War also brought about the mass production of antibiotics, especially sulfanilamide and penicillin. World War II helped both of them find widespread respect, production, and use.
In 1928, when Scottish bacteriologist Alexander Fleming noticed a weird mold had taken over his Petri dishes and eliminated the bacteria on them, his findings didn’t get much notice. But Fleming continued his research and kept talking up what he called “mold juice” (he didn’t come up with “penicillin” until later), eventually winning a Nobel Prize and attracting the attention of drug maker Pfizer. The company soon began mass-producing the drugs for distribution to medics during WWII, and ultimately, to doctors and hospitals across the country.
In 1932, German biochemist Gerhard Johannes Paul Domagk discovered that the compound sulfanilamide could vanquish deadly strains of bacteria, like the streptococcus in his lab mice and in his first human test subject, his gravely ill young daughter. The wide distribution of so-called “sulfa drugs” began when World War II soldiers carried powdered sulfanilamide in their first-aid kits. By the end of the war, doctors were routinely using these antibiotics to treat streptococcus, meningitis, and other infections.
Though plastic surgery is often associated with cosmetic procedures, its origins were in reconstructive surgery. Today, reconstructive plastic surgery helps people with cosmetic concerns resulting from birth defects like cleft lips, physical assaults like acid attacks, and medical conditions like necrotizing fasciitis and other causes of disfigurement. And its origins trace back to 20-year-old Carleton Burgan.
Hospitalized while serving in the Civil War, Burgan was taking mercury pills for pneumonia. They created a gangrenous ulcer on his tongue. Grangrene spread quickly from his mouth to his eye and led to the removal of his right cheekbone.

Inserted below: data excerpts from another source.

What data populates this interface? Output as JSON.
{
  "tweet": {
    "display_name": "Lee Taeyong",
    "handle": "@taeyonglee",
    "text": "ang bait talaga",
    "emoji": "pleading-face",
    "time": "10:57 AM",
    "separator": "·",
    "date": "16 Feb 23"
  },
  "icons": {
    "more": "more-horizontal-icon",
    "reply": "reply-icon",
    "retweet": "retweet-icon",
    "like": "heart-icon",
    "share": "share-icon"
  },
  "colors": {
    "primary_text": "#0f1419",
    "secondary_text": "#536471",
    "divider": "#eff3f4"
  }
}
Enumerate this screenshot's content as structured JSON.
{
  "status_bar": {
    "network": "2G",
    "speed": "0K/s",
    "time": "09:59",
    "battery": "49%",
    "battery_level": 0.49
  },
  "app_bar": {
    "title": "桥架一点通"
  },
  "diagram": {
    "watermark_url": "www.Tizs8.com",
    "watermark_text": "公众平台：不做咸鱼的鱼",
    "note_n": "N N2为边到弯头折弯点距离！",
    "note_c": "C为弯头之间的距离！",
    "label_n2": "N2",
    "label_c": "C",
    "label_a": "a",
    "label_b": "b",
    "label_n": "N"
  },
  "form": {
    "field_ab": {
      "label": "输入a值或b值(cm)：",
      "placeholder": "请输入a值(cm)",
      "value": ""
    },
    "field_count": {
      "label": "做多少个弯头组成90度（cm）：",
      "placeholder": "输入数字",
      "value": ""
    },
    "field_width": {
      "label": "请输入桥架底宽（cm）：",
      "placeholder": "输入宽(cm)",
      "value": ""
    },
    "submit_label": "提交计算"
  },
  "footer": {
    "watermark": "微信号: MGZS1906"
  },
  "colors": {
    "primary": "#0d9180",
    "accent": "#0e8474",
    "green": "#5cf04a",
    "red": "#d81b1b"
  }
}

Desperate, the young man offered up his face to Gurdon Buck, a New York surgeon. With a series of operations, Buck used dental and facial fixtures to fill in Burgan’s missing bone until the Army private’s face regained its shape. Buck also photographed the progress of Burgan’s facial regeneration. Buck went on to perform 32 more facial reconstructions for soldiers disfigured by bullets, bayonets, and musket balls, and he photographed many of those operations. Though primitive by today’s standards, Buck’s techniques planted the seeds of the sophisticated reconstructive surgery we have today.
As the Civil War got underway in the 1860s, transport for wounded soldiers consisted largely of a motley collection of vehicles operated by whomever happened to be available. And some of those people weren’t particularly suited for the job because they drank heavily, and/or fled with an empty wagon when the shooting started.
Enter Jonathan Letterman, an Army doctor who developed an efficient and effective ambulance system that ultimately became a model for today’s local systems of emergency transport. At each battle, he set up caravans of 50 ambulances. Each vehicle carried supplies, including morphine and bandages, along with a driver, a stretcher, and two guys to carry it.
Letterman built on his efforts as the war dragged on. He added a lockbox to the ambulances, under the driver’s seat, to prevent bandits from stealing drugs and other supplies. Spring suspensions made for a smoother ride over the uncertain and variable terrain between the battlefield and the hospital.
His ideas led to better, faster recovery from war wounds. Now Letterman’s name graces an award for improving patient outcomes.